Like other Filipino scientists who worked in the Philippine government office, Domantay was privileged to conduct researches on Philippine fisheries. Some of his other studies other than that on trepang were on turtle fisheries at the Turtle Islands; marine vegetation and the fauna of the Hundred Islands in Lingayen Gulf; and on the taxonomy of the holothurioides collection of the Allan Hancock foundation, University of Southern California.
Before he retired on November 5, 1962, he had published more than 60 papers on various aspects of Philippine fishes and fisheries.

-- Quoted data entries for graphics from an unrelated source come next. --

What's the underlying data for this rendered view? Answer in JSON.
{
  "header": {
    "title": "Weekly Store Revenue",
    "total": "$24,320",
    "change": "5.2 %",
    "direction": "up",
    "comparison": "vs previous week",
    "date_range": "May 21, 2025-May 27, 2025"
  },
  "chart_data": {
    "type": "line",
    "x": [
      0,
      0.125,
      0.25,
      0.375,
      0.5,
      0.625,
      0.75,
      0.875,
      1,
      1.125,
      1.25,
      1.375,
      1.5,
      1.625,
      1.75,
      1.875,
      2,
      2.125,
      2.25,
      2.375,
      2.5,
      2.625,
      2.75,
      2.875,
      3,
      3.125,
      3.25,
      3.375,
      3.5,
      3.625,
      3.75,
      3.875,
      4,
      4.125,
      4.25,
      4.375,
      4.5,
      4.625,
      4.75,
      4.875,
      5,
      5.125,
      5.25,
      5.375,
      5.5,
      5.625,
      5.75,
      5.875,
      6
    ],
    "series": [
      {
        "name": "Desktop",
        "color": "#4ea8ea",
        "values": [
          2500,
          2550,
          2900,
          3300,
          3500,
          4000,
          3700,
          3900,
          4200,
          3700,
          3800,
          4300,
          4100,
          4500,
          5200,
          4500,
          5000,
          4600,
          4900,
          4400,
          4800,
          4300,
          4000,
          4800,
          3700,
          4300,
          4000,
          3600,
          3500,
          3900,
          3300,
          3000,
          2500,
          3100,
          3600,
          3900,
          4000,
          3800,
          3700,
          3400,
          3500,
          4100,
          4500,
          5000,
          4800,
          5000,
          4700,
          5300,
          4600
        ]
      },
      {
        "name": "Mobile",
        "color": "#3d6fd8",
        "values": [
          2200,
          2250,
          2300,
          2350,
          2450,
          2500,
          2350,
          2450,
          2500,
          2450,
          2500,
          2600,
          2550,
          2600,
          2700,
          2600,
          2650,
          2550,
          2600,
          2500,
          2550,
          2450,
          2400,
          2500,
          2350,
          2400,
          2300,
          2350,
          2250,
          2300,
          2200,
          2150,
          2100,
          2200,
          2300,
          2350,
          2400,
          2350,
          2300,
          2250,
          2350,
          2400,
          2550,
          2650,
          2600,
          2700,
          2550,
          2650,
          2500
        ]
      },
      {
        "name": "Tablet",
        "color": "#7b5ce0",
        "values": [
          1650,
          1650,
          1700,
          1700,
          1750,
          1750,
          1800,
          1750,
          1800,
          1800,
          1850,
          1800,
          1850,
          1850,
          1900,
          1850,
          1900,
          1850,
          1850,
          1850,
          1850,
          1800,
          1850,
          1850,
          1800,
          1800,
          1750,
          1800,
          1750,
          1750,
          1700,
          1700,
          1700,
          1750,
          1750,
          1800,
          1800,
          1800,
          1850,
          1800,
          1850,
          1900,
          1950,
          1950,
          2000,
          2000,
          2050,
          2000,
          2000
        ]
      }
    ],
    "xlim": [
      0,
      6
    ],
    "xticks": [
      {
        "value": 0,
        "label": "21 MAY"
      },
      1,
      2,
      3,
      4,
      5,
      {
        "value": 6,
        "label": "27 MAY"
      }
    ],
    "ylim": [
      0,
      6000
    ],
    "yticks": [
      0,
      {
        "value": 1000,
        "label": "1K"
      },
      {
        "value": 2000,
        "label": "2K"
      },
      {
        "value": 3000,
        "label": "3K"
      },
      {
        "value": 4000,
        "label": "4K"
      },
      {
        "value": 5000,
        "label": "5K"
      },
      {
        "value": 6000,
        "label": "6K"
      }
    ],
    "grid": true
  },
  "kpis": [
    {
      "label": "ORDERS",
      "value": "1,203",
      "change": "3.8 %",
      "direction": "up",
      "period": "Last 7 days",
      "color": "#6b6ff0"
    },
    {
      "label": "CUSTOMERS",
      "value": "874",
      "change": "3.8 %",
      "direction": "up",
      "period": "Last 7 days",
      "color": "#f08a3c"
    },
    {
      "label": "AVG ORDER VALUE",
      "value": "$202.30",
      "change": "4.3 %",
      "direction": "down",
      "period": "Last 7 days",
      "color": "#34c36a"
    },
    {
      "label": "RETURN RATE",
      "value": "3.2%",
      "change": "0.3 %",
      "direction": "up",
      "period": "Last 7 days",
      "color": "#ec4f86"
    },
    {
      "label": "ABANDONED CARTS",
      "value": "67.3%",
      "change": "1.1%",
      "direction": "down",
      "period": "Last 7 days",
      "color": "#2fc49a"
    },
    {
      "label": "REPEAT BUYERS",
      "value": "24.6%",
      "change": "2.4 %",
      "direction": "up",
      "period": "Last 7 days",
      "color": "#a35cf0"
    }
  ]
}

It was also during this time that Domantay was able to collect valuable rare specimens of Philippine fishes and fisheries. It was said that these specimens were left at the Philippine Institute of Fisheries Technology (PIFT), the forerunner of the UPV College of Fisheries and Ocean Sciences. He was once a faculty member of PIFT when the institute was still under the Bureau of Fisheries. He also had another set of biological collection in Zamboanga City where he was once assigned. However, all these valuable specimens were lost during the war. But he continued his mission of collecting Philippine biological specimens after the war. Upon retirement, he donated the gathered specimens to the Bureau of Fisheries.

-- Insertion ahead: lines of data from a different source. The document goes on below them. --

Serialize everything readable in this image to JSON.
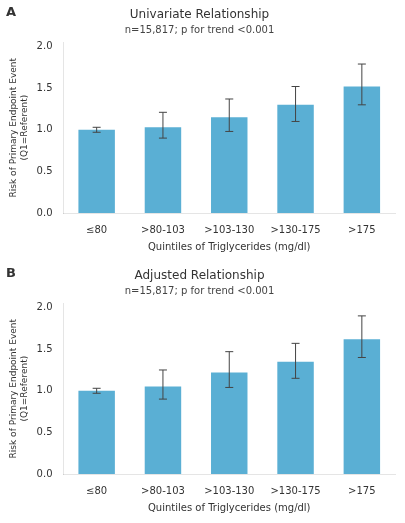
{
  "chart_data": [
    {
      "type": "bar",
      "panel_label": "A",
      "title": "Univariate Relationship",
      "annotation": "n=15,817; p for trend <0.001",
      "categories": [
        "≤80",
        ">80-103",
        ">103-130",
        ">130-175",
        ">175"
      ],
      "values": [
        1.0,
        1.03,
        1.15,
        1.3,
        1.52
      ],
      "errors_low": [
        0.03,
        0.13,
        0.17,
        0.2,
        0.22
      ],
      "errors_high": [
        0.03,
        0.18,
        0.22,
        0.22,
        0.27
      ],
      "color": "#5aafd4",
      "xlabel": "Quintiles of Triglycerides (mg/dl)",
      "ylabel": [
        "Risk of Primary Endpoint Event",
        "(Q1=Referent)"
      ],
      "ylim": [
        0.0,
        2.05
      ],
      "yticks": [
        {
          "value": 0,
          "label": "0.0"
        },
        0.5,
        {
          "value": 1,
          "label": "1.0"
        },
        1.5,
        {
          "value": 2,
          "label": "2.0"
        }
      ],
      "grid": false
    },
    {
      "type": "bar",
      "panel_label": "B",
      "title": "Adjusted Relationship",
      "annotation": "n=15,817; p for trend <0.001",
      "categories": [
        "≤80",
        ">80-103",
        ">103-130",
        ">130-175",
        ">175"
      ],
      "values": [
        1.0,
        1.05,
        1.22,
        1.35,
        1.62
      ],
      "errors_low": [
        0.03,
        0.15,
        0.18,
        0.2,
        0.22
      ],
      "errors_high": [
        0.03,
        0.2,
        0.25,
        0.22,
        0.28
      ],
      "color": "#5aafd4",
      "xlabel": "Quintiles of Triglycerides (mg/dl)",
      "ylabel": [
        "Risk of Primary Endpoint Event",
        "(Q1=Referent)"
      ],
      "ylim": [
        0.0,
        2.05
      ],
      "yticks": [
        {
          "value": 0,
          "label": "0.0"
        },
        0.5,
        {
          "value": 1,
          "label": "1.0"
        },
        1.5,
        {
          "value": 2,
          "label": "2.0"
        }
      ],
      "grid": false
    }
  ]
}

Due to his accomplishments as a scholar and as a scientist, he became a member of honor societies and scientific organizations like Sigma XI, Phi Sigma, the American Association for the Advancement of Science, the National Research Council of the Philippines, and the Philippine Association for the Advancement of Science.
After his retirement from government service, Domantay continued to teach at the Graduate School, UST, Manila. He was, in fact, the thesis adviser of the former dean of the UPV College of Fisheries and Ocean Sciences—Prof. Prudencia V.Conlu when she took her MA degree in Zoology at UST.
Prof. Conlu rose to become one of the most prominent Philippine ichthyologists of her time.


Anon. 1962. (Nov-Dec). "Assistant director Domantay Retires." Fisheries Gazette, p. 1
Blanco, Guillermo J. and A. R. Montalban. 1051. "Bibliography of Philippine Fishes and Fisheries." Philippine Journal of Fisheries 1(2):115-138.
Francisco, Isidro M. (Nov-Dec), "A Man of Science Retires". Fisheries Gazette, pp. 56-57, 64.
Velasco, Jose R. and Luz Baens-Arcega. 1984. National Institute of Science and Technology 1901-1982: A Facet of Science Development in the Philippines. Manila: NIST. 196p.